Truth be told, customers enjoy being satisfied. They want to be satisfied so that they can become comfortable with a particular company and know that they will be treated with respect. Customer service, even though the term itself is becoming cliché, is extremely important, not just to building customer loyalty and retention, but to improving a company’s bottom line.

Customer satisfaction comes in various forms and can be attributed to a multitude of factors that need to be instituted at the inception of the business itself. Ensuring that a customer’s expectations are being met will portray to customers – and potential referrals – that a particular company is doing a better job than the competition.

This is referred to in some instances as the “Service Expectations Zone” based on a study by Bill McCormick, President of Sales Training and Results, Inc. In effect, how a company sells and services a customer is often more important than the product that the company sells.
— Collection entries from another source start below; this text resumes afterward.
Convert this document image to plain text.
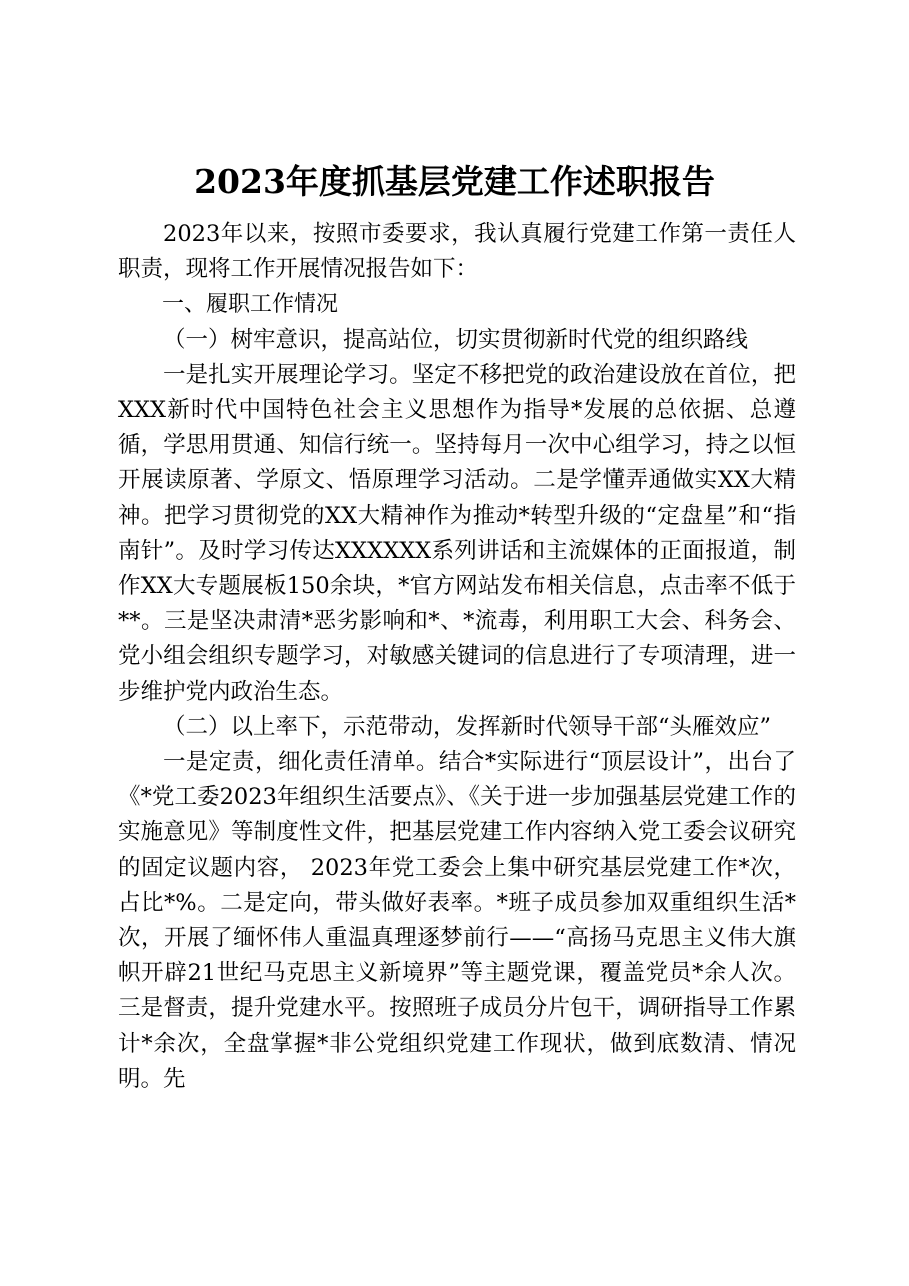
2023年度抓基层党建工作述职报告

2023年以来，按照市委要求，我认真履行党建工作第一责任人职责，现将工作开展情况报告如下：

一、履职工作情况

（一）树牢意识，提高站位，切实贯彻新时代党的组织路线

一是扎实开展理论学习。坚定不移把党的政治建设放在首位，把XXX新时代中国特色社会主义思想作为指导*发展的总依据、总遵循，学思用贯通、知信行统一。坚持每月一次中心组学习，持之以恒开展读原著、学原文、悟原理学习活动。二是学懂弄通做实XX大精神。把学习贯彻党的XX大精神作为推动*转型升级的“定盘星”和“指南针”。及时学习传达XXXXXX系列讲话和主流媒体的正面报道，制作XX大专题展板150余块，*官方网站发布相关信息，点击率不低于**。三是坚决肃清*恶劣影响和*、*流毒，利用职工大会、科务会、党小组会组织专题学习，对敏感关键词的信息进行了专项清理，进一步维护党内政治生态。

（二）以上率下，示范带动，发挥新时代领导干部“头雁效应”

一是定责，细化责任清单。结合*实际进行“顶层设计”，出台了《*党工委2023年组织生活要点》、《关于进一步加强基层党建工作的实施意见》等制度性文件，把基层党建工作内容纳入党工委会议研究的固定议题内容， 2023年党工委会上集中研究基层党建工作*次，占比*%。二是定向，带头做好表率。*班子成员参加双重组织生活*次，开展了缅怀伟人重温真理逐梦前行——“高扬马克思主义伟大旗帜开辟21世纪马克思主义新境界”等主题党课，覆盖党员*余人次。三是督责，提升党建水平。按照班子成员分片包干，调研指导工作累计*余次，全盘掌握*非公党组织党建工作现状，做到底数清、情况明。先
All customers expect the “Three R’s,” or Respect, Responsiveness and Reliability.

  • Respect: be attentive, use the customer’s name, and be exceptionally personable.
  • Reliability: immediate, or near immediate, resolution to a problem should be foremost with any company.
  • Responsiveness: take ownership of a problem and be solution-oriented, greet the customer promptly and do not leave the customer on hold too long.

Invariably, following the “Three R’s” will ensure the utmost in customer satisfaction. In addition, a business may even achieve the all-important “Service Surprise Zone,” where a customer is not just satisfied, they are “wowed” with the service.

To Do List:

  • Create an action plan for all employees to ‘self-rate’ themselves often on the “Three R’s”
  • Get into the habit of asking employees questions regarding customer satisfaction. Example: What did you do today that was above and beyond what the customer needed? How did you practice the "Three R’s" today?